I had another look into that Milwaukee Garage book on Amazon. It's not just one or two, but ten pages on which the author lays down his method. Interestingly he anticipates almost every single point of Joey's criticism.
The book is not about the whole band scene of Milwaukee in the 60s (the title is definitely misleading). It's not even about bands who put out records. It's a case study about how and why young people get together to play in a band.
The two main points of his theory are:
1. Young people playing in bands are not necessarily eager to make a hit record and become the second Beatles or Stones; on the contrary the joy of playing and getting together itself is a major motive.

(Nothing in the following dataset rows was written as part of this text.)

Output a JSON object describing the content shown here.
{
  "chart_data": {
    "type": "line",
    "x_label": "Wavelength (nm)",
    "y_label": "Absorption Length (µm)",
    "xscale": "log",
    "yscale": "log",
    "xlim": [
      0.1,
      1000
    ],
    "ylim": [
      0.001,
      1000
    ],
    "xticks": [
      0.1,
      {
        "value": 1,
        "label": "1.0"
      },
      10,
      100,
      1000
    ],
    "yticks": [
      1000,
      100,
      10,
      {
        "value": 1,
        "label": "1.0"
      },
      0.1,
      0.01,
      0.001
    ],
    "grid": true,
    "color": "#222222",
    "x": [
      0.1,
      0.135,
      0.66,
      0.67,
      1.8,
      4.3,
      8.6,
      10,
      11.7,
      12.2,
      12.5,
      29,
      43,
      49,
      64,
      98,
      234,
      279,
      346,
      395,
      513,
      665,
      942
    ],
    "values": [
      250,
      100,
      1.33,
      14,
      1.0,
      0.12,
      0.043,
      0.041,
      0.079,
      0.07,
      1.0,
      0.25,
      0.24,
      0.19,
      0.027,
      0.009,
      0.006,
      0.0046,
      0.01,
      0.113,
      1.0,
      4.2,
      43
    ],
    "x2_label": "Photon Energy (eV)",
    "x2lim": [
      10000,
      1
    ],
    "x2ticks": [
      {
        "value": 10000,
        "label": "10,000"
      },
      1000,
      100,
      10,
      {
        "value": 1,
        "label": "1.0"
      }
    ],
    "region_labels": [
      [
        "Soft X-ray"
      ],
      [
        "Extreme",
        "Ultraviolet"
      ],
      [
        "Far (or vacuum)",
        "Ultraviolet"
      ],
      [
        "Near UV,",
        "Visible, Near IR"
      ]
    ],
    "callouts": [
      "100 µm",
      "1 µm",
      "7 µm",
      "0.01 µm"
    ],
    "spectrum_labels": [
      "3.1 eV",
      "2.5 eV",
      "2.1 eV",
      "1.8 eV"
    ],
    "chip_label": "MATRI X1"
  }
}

Hence it is not important to talk about well-known bands or bands that put out any records. It's enough to pick out a certain number of random bands (which fall under the definition of "garage band") and see what they have in common.
2. This phenomenon, while being extremely widespread in the 1960s, is not confined to the 60s, but has started earlier on and has been vital up to the present. Hence the jumping back and forth in time.

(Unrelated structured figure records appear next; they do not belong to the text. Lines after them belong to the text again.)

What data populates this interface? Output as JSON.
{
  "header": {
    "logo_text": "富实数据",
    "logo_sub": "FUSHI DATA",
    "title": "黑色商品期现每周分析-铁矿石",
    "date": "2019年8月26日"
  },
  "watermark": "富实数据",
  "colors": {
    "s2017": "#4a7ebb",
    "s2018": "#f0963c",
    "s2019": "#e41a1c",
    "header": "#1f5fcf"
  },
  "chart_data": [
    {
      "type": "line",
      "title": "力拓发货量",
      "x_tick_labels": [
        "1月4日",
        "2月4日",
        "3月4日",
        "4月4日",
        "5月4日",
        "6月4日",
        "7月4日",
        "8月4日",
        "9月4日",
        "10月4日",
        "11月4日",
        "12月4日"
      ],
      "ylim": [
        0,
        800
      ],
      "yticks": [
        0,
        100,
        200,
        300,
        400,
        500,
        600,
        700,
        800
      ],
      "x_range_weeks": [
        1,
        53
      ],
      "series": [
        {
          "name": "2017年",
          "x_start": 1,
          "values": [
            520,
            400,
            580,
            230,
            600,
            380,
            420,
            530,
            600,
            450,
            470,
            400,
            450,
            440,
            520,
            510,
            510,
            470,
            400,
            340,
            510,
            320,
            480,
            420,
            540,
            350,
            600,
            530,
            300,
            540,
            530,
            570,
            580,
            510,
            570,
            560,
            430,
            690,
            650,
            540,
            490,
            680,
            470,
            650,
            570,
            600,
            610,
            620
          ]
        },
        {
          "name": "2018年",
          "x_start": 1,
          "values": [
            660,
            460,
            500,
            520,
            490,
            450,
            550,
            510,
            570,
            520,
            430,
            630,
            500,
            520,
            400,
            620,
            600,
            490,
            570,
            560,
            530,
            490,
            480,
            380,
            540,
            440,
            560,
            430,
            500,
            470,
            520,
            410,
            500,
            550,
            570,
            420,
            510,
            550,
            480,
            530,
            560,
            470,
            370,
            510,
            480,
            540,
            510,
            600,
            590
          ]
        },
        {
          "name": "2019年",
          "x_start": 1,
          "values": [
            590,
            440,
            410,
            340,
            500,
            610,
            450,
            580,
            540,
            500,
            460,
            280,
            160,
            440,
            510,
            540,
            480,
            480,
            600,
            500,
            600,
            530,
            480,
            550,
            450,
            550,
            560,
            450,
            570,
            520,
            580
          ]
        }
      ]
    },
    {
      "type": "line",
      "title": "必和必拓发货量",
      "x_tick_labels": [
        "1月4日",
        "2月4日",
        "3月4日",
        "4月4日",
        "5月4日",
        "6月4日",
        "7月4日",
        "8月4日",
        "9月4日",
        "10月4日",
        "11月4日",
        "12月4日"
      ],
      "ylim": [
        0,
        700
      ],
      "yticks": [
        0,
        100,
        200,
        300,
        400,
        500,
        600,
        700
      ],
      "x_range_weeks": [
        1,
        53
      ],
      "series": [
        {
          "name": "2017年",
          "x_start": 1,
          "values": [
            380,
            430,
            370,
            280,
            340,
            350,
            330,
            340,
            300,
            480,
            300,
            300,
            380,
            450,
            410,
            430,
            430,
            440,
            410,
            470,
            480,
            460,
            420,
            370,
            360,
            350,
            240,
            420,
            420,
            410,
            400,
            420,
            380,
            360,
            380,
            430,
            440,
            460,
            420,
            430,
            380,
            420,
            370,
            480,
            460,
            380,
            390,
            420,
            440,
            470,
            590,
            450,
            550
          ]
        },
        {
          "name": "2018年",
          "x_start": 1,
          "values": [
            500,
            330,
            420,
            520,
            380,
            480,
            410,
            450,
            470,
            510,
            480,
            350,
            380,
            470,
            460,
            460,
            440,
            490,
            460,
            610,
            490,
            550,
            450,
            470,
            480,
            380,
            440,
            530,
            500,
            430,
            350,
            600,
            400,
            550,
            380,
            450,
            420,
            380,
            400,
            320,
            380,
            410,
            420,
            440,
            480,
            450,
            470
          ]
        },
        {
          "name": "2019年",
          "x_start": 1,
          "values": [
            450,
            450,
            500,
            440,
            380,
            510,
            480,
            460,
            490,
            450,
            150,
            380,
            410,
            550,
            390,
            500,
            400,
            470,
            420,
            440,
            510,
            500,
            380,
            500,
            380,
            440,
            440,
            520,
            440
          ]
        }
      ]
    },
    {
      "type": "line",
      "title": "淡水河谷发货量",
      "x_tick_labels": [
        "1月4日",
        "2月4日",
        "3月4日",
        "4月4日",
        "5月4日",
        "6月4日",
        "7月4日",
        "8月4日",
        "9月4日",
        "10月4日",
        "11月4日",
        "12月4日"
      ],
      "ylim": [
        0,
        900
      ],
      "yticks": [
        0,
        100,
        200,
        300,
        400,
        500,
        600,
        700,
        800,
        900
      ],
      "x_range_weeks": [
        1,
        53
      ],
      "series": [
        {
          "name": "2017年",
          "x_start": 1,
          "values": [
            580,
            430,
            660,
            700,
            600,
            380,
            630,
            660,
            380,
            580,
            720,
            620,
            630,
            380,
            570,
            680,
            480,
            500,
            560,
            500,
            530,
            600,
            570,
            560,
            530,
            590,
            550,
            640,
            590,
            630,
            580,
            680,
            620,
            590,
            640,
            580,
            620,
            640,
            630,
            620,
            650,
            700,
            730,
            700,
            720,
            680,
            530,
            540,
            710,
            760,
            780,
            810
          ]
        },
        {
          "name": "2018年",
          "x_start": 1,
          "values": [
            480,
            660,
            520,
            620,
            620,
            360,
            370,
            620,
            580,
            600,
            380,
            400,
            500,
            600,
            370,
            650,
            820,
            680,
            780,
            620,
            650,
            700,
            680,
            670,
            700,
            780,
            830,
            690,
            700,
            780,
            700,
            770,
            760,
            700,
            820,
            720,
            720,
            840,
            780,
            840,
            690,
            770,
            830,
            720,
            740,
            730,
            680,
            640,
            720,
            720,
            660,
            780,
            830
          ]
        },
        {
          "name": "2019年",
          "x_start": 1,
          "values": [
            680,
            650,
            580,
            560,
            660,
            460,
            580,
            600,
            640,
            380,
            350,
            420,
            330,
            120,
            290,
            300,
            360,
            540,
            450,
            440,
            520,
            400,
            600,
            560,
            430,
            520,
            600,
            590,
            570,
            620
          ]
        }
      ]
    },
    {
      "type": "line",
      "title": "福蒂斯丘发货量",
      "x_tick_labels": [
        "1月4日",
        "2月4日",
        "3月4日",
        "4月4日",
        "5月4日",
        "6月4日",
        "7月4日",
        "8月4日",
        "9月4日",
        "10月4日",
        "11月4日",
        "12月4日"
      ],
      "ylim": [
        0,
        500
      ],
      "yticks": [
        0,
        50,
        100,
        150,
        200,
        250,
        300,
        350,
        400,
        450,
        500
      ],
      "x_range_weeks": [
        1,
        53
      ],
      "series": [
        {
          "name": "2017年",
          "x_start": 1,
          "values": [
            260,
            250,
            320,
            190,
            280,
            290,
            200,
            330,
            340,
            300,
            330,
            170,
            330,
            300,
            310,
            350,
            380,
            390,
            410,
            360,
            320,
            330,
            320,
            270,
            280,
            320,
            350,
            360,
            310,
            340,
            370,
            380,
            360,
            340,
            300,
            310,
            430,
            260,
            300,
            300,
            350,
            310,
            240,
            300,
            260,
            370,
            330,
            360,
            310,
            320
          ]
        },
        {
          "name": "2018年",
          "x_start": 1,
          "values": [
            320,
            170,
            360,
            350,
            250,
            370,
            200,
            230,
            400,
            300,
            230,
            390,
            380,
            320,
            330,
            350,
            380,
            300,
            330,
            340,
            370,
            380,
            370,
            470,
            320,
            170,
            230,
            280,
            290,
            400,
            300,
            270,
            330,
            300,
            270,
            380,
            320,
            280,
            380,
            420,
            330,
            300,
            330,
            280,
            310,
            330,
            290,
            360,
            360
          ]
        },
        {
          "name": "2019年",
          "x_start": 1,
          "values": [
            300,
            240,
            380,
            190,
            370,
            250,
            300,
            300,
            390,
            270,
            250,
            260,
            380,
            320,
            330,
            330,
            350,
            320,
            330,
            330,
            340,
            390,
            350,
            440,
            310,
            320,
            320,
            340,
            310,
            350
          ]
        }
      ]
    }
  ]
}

If you're not interested in a view like that, or if you think the book is boring, that is one thing. But to take the subject up in this specific way is legitimate.

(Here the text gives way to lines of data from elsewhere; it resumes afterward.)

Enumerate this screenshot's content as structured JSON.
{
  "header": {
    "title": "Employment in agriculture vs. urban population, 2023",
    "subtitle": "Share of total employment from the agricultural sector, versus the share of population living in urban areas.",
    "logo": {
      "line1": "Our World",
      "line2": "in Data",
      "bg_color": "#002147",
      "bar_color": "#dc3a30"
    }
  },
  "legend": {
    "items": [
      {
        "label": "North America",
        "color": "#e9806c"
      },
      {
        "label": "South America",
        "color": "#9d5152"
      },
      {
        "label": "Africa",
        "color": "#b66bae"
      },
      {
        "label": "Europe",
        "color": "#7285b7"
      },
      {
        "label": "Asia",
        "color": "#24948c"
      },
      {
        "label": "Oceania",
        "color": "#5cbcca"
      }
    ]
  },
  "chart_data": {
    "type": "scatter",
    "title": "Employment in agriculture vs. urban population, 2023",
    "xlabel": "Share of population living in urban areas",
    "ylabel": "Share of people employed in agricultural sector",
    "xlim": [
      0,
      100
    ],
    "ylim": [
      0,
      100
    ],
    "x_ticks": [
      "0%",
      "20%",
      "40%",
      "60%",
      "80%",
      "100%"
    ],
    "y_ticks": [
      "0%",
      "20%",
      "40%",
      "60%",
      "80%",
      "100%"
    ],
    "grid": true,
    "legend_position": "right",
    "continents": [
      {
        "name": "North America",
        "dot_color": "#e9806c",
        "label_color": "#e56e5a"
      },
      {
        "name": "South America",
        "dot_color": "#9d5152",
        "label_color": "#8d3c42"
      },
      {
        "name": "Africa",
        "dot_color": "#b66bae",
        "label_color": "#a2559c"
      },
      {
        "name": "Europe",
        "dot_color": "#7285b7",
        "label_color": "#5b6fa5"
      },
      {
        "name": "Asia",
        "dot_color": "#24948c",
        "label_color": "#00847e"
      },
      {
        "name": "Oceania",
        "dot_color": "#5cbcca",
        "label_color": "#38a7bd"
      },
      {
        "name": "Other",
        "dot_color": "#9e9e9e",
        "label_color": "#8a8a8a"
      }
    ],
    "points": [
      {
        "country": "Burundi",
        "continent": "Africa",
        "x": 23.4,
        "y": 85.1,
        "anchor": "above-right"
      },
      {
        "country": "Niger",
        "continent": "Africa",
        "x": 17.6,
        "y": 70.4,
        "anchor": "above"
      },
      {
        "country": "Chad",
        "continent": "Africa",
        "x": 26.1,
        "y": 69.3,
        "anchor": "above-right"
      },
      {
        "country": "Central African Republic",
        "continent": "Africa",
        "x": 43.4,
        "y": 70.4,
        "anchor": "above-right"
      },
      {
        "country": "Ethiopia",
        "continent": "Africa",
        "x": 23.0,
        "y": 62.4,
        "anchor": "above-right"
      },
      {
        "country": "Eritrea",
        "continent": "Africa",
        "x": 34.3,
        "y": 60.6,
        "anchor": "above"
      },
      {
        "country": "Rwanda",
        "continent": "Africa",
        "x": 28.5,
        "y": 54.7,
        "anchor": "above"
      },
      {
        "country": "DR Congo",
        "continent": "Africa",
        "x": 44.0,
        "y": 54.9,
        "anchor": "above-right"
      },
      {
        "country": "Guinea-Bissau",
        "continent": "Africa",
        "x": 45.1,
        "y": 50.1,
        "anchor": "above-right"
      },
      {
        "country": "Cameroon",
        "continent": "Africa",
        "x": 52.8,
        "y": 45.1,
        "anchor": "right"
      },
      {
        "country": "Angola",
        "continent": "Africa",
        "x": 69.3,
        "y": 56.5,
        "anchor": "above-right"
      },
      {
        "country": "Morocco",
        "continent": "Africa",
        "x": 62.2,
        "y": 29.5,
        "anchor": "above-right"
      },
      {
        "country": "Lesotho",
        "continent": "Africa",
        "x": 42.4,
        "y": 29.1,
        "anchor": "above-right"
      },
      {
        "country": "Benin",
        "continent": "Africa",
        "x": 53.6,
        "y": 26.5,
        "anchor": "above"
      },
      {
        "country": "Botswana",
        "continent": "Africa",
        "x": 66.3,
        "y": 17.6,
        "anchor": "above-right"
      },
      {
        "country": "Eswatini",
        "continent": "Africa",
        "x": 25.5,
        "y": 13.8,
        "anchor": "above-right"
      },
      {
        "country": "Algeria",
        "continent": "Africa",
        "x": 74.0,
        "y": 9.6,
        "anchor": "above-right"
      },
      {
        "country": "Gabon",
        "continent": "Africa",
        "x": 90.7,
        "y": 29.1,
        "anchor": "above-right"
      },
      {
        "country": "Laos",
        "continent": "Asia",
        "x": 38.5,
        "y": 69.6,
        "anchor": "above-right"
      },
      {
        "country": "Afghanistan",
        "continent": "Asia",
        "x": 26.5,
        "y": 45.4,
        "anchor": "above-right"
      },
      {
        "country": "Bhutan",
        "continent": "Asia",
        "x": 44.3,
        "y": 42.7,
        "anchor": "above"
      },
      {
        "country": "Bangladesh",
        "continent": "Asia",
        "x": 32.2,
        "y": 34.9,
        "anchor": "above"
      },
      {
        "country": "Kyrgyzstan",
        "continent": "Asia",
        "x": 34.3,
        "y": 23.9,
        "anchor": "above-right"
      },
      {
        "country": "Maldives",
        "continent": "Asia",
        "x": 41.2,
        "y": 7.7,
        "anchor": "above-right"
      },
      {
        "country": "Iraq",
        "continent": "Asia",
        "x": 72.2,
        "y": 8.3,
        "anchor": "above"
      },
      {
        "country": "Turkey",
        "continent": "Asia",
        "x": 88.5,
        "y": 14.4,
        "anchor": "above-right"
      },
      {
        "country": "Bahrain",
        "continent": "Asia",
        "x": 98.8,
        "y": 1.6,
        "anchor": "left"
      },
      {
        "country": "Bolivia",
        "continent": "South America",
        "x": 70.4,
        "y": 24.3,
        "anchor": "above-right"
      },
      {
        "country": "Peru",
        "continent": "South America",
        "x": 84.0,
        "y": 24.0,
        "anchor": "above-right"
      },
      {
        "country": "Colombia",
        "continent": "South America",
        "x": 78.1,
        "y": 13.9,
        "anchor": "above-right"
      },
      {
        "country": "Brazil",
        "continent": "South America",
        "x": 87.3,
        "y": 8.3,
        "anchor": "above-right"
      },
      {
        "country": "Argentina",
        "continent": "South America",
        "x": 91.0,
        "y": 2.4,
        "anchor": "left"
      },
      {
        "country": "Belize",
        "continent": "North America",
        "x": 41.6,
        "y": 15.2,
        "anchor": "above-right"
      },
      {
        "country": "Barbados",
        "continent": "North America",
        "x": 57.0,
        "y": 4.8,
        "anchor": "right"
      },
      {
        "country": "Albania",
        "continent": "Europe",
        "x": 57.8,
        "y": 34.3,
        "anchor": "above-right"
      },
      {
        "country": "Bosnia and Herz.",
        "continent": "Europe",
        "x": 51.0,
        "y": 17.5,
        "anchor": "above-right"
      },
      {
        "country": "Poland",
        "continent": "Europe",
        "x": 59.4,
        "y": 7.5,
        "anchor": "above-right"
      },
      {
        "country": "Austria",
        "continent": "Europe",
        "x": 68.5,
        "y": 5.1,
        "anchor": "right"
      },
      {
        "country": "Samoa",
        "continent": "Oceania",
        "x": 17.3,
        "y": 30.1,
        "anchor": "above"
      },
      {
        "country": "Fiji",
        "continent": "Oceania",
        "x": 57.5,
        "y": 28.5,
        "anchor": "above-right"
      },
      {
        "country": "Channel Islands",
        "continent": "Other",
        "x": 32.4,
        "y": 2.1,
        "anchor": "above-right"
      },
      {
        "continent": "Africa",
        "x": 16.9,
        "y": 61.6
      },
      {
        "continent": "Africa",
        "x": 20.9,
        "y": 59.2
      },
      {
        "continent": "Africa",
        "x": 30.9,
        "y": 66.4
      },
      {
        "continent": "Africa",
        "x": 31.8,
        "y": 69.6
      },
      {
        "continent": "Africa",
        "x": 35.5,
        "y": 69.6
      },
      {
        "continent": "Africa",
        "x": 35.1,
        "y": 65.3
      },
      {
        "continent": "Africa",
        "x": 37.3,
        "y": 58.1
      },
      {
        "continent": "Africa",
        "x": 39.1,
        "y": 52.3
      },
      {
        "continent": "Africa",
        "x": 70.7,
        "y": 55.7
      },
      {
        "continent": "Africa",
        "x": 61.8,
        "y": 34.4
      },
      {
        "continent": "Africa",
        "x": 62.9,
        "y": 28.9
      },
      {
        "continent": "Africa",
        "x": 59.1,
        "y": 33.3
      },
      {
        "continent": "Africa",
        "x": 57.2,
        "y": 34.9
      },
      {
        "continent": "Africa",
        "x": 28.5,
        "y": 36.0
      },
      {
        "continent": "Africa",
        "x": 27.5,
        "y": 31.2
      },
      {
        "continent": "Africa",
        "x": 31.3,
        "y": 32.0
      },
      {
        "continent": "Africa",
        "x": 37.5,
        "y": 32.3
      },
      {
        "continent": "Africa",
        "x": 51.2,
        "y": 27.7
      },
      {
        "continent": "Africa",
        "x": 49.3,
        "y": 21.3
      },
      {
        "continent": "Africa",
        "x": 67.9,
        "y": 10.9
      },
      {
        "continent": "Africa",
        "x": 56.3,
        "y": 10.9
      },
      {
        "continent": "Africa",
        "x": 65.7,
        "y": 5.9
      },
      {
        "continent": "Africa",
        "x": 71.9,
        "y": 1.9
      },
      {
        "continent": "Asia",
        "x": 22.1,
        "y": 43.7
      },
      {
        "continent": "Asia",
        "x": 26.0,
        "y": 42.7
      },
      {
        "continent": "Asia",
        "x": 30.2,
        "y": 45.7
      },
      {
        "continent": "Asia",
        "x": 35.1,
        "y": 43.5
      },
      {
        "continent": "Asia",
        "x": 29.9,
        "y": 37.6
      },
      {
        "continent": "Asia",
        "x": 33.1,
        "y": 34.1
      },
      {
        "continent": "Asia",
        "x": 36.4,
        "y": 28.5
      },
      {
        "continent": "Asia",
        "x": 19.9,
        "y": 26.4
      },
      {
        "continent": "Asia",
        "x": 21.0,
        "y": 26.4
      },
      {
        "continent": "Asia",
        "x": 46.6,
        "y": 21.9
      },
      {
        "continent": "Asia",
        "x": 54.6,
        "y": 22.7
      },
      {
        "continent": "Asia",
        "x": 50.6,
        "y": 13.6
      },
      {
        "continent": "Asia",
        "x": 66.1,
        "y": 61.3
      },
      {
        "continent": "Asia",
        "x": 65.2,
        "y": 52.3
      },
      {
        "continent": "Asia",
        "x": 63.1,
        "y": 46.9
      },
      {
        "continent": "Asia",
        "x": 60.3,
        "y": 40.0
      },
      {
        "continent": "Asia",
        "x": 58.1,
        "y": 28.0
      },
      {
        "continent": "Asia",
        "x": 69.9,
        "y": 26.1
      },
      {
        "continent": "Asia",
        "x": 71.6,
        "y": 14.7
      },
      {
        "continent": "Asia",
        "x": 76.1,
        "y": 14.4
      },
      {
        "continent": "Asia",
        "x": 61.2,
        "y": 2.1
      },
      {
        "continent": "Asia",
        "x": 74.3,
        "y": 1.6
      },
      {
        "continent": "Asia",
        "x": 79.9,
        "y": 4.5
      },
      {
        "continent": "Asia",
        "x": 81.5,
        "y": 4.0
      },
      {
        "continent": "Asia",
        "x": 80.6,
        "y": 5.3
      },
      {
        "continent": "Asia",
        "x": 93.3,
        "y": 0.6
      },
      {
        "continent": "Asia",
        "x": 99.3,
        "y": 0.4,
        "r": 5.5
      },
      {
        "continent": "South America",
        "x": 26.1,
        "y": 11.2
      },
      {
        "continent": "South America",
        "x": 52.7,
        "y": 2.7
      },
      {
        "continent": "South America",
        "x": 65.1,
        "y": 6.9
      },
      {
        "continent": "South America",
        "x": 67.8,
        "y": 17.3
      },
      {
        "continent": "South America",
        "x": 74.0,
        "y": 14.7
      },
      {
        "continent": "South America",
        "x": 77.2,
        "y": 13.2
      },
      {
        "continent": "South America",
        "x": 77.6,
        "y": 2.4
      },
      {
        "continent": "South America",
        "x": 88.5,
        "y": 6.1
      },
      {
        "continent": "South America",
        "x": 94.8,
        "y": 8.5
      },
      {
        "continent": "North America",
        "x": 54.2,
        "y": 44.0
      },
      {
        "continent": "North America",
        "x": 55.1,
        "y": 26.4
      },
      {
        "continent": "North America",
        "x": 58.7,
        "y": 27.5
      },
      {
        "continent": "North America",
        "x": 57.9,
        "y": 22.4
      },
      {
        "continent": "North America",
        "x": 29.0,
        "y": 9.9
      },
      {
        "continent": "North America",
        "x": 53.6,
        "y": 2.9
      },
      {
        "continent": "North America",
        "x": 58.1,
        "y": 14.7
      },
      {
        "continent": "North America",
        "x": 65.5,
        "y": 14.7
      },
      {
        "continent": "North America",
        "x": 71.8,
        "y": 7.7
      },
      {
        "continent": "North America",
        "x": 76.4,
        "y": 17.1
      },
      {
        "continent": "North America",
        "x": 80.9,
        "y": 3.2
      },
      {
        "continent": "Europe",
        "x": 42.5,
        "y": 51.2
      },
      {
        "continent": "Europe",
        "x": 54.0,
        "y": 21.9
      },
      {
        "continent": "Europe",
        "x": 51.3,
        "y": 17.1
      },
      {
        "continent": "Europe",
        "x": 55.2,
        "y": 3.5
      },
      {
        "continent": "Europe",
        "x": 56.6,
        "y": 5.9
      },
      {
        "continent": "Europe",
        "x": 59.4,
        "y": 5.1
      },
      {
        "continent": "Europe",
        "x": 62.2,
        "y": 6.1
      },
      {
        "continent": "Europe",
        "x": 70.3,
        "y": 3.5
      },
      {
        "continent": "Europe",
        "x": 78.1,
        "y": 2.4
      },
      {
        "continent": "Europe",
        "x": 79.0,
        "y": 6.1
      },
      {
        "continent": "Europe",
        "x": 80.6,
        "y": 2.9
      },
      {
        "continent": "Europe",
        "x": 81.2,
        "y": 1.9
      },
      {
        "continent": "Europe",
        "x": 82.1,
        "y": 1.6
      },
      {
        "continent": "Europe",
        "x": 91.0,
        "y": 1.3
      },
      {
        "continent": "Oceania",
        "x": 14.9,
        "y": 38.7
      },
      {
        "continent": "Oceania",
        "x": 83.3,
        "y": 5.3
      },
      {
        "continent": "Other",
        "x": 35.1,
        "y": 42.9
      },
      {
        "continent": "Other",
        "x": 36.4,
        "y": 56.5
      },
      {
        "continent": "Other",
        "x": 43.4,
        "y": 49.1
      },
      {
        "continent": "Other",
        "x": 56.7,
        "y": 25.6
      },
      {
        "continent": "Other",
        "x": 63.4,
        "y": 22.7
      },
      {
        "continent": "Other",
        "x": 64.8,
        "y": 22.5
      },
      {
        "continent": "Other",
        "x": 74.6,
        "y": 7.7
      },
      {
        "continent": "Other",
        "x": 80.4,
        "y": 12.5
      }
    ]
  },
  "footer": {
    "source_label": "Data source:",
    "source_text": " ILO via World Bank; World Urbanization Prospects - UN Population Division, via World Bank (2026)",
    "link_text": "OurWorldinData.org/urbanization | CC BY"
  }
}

Playing music myself I totally agree with those two main points of the author's proposition. It's NOT about making hit records. "A nostalgic sentimentality of subjectivity" serving "as a basis for constructed individualism" is a very strange and pretentious way of putting it, but there is some truth in that.
Why does a band go into the studio and record "Thoughts Of A Madman"? And hundreds of other hardcore rock'n'roll tunes? To have a hit? To make it big? To become the next Beatles? Fuck, no! It's the punk spirit that some of you guys try to deny. It's the reason why this music has the spirit and the power that we love about it!